Warehousing them away in prison, that's what I call it. It's slavery in a different way, it's the same thing with the shackles and chains, behind bars and their lives are taken away from them. Now they have felonies, they can't work, they can't get educational grants, they can't get housing. What kind of life are they gonna have now? What's their future? They have no future now. At 17, 18, 19 years old, they have nothing left. It's horrible. And they are doing this, mass incarceration, in every city in the United States.

I know you're somebody who's been active with the Stop Mass Incarceration Network. Maybe you could say something about why you supported the Month of Resistance and what you hope comes out of it.

I'm just watching this go on and saying, this can't be America. This can't be how this is supposed to be.
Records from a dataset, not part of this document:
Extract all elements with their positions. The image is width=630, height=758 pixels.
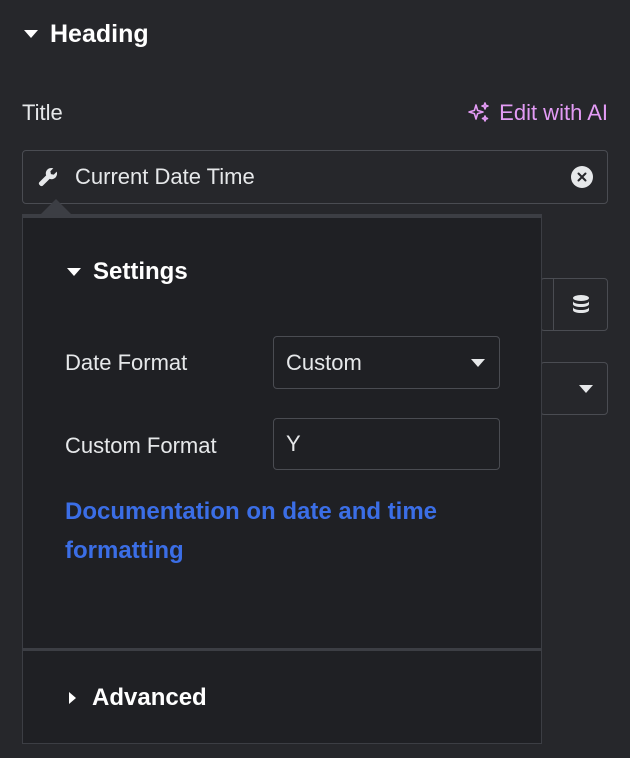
section-title: Heading	[50, 19, 149, 48]
settings-section-toggle[interactable]: Settings	[67, 258, 188, 286]
dynamic-tag-field[interactable]: Current Date Time	[22, 150, 608, 204]
title-label: Title	[22, 100, 63, 125]
control-divider	[553, 279, 554, 330]
custom-format-input[interactable]	[273, 418, 500, 470]
dynamic-tag-settings-popover: Settings Date Format Custom Custom Forma…	[22, 214, 542, 744]
advanced-title: Advanced	[92, 684, 207, 711]
custom-format-label: Custom Format	[65, 433, 217, 458]
heading-section-toggle[interactable]: Heading	[24, 18, 149, 50]
background-select[interactable]	[540, 362, 608, 415]
caret-right-icon	[69, 692, 76, 704]
advanced-section-toggle[interactable]: Advanced	[69, 684, 207, 712]
caret-down-icon	[24, 30, 38, 38]
section-divider	[23, 648, 541, 651]
date-format-select[interactable]: Custom	[273, 336, 500, 389]
date-format-label: Date Format	[65, 350, 188, 375]
date-format-value: Custom	[286, 349, 362, 375]
wrench-icon	[38, 167, 58, 187]
edit-with-ai-label: Edit with AI	[499, 100, 608, 125]
edit-with-ai-button[interactable]: Edit with AI	[467, 100, 608, 126]
caret-down-icon	[471, 359, 485, 367]
settings-title: Settings	[93, 258, 188, 285]
popover-arrow	[40, 199, 72, 215]
clear-icon[interactable]	[571, 166, 593, 188]
caret-down-icon	[579, 385, 593, 393]
dynamic-tag-value: Current Date Time	[75, 164, 255, 189]
editor-panel: Heading Title Edit with AI Current Date …	[0, 0, 630, 758]
database-icon	[573, 295, 589, 313]
caret-down-icon	[67, 268, 81, 276]
sparkle-icon	[468, 102, 489, 122]
dynamic-tags-button[interactable]	[540, 278, 608, 331]
documentation-link[interactable]: Documentation on date and time formattin…	[65, 492, 485, 570]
This can't be what is supposed to happening to our kids. Yes, something has to be done. And I don't know how I stumbled on the Stop Mass Incarceration Network, maybe I was at a rally. No, as a matter of fact, I was going to court with my son's friend, with his mom, the one that was going to trial. And Stop Mass Incarceration Network was out in front of the court protesting and I almost kept walking, but I wondered what's going on over there. So I went over and I saw the signs and I said, oh my god, there are people trying to do something about this. And I stopped and I asked for names and I gave them my email address and that's how I became a part of Stop Mass Incarceration Network. Because I said there are people who really do care, there are people who are knowledgeable about what's going on, they see what's happening, they know that this is wrong, that they are trying to criminalize all these young people but they want to make a change and I want to be a part of that because I have lived this. I have lived it with my son and his friends; I see it in the newspaper every day. And I want to be a part of what's going to happen to effect a change for these young men of color.
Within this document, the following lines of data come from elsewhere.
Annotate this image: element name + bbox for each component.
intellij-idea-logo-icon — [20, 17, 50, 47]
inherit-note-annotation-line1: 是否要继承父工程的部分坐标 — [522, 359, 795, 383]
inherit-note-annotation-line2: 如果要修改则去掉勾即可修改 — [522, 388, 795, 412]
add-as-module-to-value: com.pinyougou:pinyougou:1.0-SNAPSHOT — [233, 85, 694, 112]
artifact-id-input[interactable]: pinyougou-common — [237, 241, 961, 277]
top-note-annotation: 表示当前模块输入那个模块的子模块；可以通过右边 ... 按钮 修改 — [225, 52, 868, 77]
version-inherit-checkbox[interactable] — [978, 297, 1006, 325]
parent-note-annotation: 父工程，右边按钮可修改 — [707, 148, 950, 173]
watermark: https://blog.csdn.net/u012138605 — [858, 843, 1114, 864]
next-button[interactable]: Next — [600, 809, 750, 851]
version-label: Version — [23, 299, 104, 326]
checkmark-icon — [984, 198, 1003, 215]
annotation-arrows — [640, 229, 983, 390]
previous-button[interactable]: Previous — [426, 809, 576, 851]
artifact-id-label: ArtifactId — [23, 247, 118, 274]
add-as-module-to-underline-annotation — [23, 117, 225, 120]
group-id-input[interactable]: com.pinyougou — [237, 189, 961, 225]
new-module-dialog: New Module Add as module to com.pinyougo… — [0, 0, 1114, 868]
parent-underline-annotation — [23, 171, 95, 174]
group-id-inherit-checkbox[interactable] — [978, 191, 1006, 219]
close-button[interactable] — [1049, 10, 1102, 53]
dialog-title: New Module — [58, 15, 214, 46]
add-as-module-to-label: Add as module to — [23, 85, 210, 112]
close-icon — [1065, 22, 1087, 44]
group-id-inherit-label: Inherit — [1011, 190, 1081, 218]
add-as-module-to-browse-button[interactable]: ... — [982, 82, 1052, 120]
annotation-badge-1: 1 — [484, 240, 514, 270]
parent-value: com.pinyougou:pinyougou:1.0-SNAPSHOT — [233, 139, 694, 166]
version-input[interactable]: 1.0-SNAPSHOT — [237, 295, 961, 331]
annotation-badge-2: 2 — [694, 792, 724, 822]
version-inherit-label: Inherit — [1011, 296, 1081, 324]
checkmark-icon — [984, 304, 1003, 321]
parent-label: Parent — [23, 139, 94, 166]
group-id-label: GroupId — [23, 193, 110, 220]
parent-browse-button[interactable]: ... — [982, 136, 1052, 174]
So that's why I am deeply committed to doing something with Stop Mass Incarceration, the Month of Resistance. I put palm cards on my desk at work and let people take them and explained it to them. I joined the West Indian parade and gave out cards to people and I said we can't allow for our children to be criminalized in this way. And I'm looking forward to October 22, when we all come together not just here in New York, Los Angeles, Ohio, Ferguson, everywhere this is happening—I mean they're murdering children now, it's beyond incarceration, they're murdering children, 17-year-old Trayvon Martin and Jordan Davis. They're murdering children. And I'm telling people we can't allow this. This is not the America we want to live in.

You were in involved in the October Month of Resistance and building for October 22, the National Day of Protest to Stop Police Brutality, Repression and the Criminalization of a Generation. Anything you want to say to others about this?

I just want to say we can't be idle, we can't be apathetic. We can't just look and say that that's somebody else that it's happening to. We all need to be involved. We all need to get involved and bring about this change. There's strength in numbers and we need these numbers, you need to get involved. You need to be a part of Stop Mass Incarceration and the struggle against police brutality because it's so important, it's vital to our existence.